The dot-com bubble was 17 years ago, and after that many years, the S&P 500 information technology index finally recovered from the implosion.

The index .SPLRCT of over 60 of the U.S. largest technology companies rose 0.6 percent to close at a record high of 992.29, edging above its previous peak of 988.49, set on March 27, 2000. What this means, technology stocks is now higher than during the dotcom boom.

It was the ninth straight session of gains for the sector that has led the market in 2017 with a 22 percent rise, fueled by rallies in a handful of heavyweight technology companies, including Apple, Alphabet (Google), Facebook, Microsoft and Nvidia.

They have grown more valuable than most other public companies around the world.

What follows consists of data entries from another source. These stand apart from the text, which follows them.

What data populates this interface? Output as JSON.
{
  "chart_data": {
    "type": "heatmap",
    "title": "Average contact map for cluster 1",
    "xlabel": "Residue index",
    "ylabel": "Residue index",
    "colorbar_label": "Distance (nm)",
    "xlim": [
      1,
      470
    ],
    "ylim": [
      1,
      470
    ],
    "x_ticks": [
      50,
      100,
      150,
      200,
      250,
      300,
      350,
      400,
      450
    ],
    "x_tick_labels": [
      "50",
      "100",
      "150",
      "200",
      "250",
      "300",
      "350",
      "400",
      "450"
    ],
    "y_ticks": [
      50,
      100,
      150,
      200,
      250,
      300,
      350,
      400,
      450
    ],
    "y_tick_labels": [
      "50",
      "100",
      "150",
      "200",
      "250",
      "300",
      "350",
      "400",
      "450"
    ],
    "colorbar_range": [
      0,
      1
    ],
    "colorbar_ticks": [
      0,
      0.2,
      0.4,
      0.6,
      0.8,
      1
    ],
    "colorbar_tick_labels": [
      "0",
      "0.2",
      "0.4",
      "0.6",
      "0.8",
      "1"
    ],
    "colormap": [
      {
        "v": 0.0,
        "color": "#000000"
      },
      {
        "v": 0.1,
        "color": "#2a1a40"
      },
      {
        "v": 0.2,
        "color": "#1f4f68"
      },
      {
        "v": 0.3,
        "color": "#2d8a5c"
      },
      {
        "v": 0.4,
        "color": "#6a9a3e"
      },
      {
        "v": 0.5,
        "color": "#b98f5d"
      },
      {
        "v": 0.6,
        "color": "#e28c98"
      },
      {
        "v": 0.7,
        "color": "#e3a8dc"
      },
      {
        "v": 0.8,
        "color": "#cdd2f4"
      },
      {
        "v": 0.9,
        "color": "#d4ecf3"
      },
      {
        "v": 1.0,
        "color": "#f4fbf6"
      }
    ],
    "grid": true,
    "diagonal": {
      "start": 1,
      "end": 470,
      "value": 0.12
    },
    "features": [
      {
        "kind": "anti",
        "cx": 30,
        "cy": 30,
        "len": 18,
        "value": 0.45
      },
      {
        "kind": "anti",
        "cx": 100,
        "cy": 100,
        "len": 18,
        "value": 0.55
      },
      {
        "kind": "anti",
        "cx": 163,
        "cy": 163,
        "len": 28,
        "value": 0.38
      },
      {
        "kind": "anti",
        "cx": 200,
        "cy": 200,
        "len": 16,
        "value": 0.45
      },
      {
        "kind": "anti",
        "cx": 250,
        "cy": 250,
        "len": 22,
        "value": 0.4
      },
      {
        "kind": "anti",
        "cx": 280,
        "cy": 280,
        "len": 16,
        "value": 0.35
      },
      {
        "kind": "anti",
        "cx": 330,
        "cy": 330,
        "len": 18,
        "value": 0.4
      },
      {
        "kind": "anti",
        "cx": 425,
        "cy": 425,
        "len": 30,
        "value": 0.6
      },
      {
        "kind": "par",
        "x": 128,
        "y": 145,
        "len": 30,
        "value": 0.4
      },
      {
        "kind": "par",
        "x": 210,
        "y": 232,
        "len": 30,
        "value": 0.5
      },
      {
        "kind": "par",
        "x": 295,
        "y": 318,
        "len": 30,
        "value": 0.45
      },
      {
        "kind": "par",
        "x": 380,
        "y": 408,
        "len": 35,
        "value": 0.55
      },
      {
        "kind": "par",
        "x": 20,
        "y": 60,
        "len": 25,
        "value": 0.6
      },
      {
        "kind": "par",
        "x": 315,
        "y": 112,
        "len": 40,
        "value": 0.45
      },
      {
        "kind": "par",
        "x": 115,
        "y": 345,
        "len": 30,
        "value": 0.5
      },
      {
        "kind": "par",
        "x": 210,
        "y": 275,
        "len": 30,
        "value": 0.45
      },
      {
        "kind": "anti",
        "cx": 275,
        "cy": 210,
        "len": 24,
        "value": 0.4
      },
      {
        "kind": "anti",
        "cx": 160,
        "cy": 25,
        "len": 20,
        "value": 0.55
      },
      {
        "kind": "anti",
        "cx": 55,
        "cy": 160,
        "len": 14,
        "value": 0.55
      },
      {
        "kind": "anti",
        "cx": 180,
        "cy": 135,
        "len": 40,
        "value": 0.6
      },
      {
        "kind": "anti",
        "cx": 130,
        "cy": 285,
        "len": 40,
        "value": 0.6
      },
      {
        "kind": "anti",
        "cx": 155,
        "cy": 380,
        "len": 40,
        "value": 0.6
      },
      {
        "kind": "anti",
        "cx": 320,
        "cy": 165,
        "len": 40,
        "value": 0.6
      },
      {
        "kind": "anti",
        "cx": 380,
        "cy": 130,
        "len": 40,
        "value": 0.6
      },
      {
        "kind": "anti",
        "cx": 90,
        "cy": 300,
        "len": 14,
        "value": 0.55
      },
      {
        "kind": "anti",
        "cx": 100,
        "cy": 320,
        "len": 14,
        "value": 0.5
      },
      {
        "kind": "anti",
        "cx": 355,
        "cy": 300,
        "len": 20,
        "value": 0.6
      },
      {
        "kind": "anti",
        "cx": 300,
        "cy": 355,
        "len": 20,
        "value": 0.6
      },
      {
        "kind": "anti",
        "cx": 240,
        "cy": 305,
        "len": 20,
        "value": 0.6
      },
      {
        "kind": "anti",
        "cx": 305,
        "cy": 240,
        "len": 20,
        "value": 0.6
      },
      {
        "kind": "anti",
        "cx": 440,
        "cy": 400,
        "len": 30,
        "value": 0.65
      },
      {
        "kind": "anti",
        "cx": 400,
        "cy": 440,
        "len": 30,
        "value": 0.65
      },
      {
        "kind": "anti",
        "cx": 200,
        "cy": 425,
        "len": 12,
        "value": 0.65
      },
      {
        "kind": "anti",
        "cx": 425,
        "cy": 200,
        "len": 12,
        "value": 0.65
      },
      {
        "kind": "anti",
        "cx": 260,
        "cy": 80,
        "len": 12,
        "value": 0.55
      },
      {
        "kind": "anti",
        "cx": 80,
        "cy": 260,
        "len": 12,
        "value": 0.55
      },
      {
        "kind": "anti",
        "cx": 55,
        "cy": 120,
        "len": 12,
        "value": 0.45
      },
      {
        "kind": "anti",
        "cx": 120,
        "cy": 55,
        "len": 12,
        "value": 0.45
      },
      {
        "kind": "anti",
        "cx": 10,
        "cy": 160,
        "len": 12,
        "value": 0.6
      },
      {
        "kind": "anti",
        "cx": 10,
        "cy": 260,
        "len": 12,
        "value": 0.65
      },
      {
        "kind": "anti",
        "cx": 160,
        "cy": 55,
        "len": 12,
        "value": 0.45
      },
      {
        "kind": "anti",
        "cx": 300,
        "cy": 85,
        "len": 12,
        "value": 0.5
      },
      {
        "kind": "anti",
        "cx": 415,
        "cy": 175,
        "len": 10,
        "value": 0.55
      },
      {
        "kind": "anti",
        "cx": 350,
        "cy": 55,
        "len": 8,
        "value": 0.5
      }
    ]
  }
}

The S&P 500 and NASDAQ also hit fresh all-time highs on as shares of Amazon and Adobe traded at highs not seen since their IPOs.

S&P 500

Tech stocks in the S&P 500 index trade at a price/earnings ratio of 18.4, according to FactSet, based on projected sector profits in the coming 12 months. That means tech is now trading at a 28 percent premium to tech companies' valuations over the past decade.

In the 17 intervening years, tech shares had lost as much as 80 percent of their value before beginning the slow ascent back to the top of the market. That slow recovery highlights how long it can take stocks to come back from investors and bubbles like the tech bubble, which burst in 2000, or the housing bubble that began to burst in 2007.

The S&P 500 tech index in June traded as high as 19 times expected earnings, its highest since the 2007 before the U.S. financial crisis. But even as it hit a record high on Wednesday, the S&P 500 information technology index is cheaper compared to the dot-com era. At the index's previous peak in 2000, its valuation was equal to 48 times expected earnings.